Note: The Aug. 15 numbers are as of 7 p.m.

Six of the eight Republican candidates for Senate are polling worse than they were before the conventions. Nothing has changed in Florida, according to the polls. And Sen. Rob Portman in Ohio is the only Republican whose fortunes have improved. (That may be partially because he has a massive fundraising edge over his Democratic opponent, Ted Strickland.) The biggest shifts have been in Illinois, New Hampshire and Pennsylvania, and in the latter two, the leader flipped.

Among the eight states, the most precipitous drop for both Trump and the GOP Senate candidate happened in New Hampshire, where Republican Sen. Kelly Ayotte had led in most polls before the conventions. Since then, she has trailed in all four polls of the state that have been released. MassINC pollster Steve Koczela, who conducted one of the surveys in the New Hampshire average, had told me that Ayotte’s troubles are at least partially because of “how closely tied the Ayotte and Trump vote are” and that he saw that “as evidence that Trump is hurting her.”

Republicans have also seen their prospects worsen in Pennsylvania. Trump is now down 10 percentage points in the state, a headwind that may be too much for Republican Sen. Pat Toomey to overcome. Toomey, like Ayotte, had been leading in most polls before the conventions. But he has trailed in four of the five polls conducted since the conventions. Toomey’s slide, in particular, should worry Republicans. He has made it clear that he is not a Trump fan and has avoided appearing with Trump when he visits the Keystone State. And yet, their fates still seem tied. It may be that down-ballot Republicans can only do so much to keep themselves from getting swept up in an anti-Trump tide.

Democrats now lead in enough states to take back the Senate — so long as Clinton holds on to her large lead. If the favorites in the polls win, the Democrats would flip and pick up the seats in Illinois, Indiana, New Hampshire, Pennsylvania and Wisconsin. Republicans would pick up Nevada and hold onto Florida, North Carolina and Ohio. Of course, many of these races are close, and there’s plenty of time before Election Day. The fight for the Senate isn’t over by a long shot. Republicans and Trump — or Republicans without Trump — could rebound.

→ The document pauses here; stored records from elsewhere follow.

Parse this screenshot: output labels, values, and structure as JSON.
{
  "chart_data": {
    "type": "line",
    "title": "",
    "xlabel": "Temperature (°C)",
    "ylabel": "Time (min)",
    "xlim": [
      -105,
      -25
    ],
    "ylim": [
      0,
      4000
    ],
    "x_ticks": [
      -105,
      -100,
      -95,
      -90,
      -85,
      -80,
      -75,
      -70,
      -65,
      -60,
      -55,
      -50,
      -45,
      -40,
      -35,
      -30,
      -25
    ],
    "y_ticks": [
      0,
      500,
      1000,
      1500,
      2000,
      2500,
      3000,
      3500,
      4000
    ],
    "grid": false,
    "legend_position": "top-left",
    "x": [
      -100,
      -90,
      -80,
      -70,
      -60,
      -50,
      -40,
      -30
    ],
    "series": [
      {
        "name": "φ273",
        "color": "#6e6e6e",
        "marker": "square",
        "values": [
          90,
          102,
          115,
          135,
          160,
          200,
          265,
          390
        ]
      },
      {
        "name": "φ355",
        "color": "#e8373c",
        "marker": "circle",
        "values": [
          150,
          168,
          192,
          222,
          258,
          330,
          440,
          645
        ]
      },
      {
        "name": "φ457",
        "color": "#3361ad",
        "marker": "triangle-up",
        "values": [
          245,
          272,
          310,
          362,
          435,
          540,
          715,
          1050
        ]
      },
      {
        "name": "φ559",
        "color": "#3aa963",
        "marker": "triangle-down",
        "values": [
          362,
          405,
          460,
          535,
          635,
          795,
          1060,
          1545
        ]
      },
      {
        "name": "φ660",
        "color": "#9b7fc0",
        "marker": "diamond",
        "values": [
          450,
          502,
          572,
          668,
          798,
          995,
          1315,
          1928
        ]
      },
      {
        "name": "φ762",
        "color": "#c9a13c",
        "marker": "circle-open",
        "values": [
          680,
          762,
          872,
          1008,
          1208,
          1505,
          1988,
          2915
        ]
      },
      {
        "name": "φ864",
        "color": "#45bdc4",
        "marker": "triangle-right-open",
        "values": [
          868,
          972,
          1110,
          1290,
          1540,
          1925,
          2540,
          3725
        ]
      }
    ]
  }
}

On the other hand, Democrats have a lot more pickup opportunities in the Senate than Republicans do, such as in North Carolina, where the race has been tightening. If Trump’s numbers fall even further or Republican Senate candidates fade down the stretch, as some did in 2012, the Senate picture may become even gloomier for the GOP.

Footnotes

  1. Right now, Republicans hold 54 Senate seats to the Democrats’ 46, and the vice president breaks a 50-50 tie.

  2. I’m still not including Indiana in my analysis because there hasn’t been enough polling since Bayh got into the race. We also don’t have post-convention Senate polling from either Arizona or Missouri, so a comparison cannot be made for these states.

  3. Trump’s margins are taken from the adjusted poll average in FiveThirtyEight’s nowcast, while the Senate margins are from a simple average of all polls taken since the conventions. When I wrote about Trump’s effect on Senate races earlier this month, I used the HuffPost Pollster aggregates for the Senate. But we have only a few post-convention polls — sometimes only one — in several Senate races, and the Pollster.com trend line is not sensitive enough to catch a change in the race without more polling.

Harry Enten was a senior political writer and analyst for FiveThirtyEight.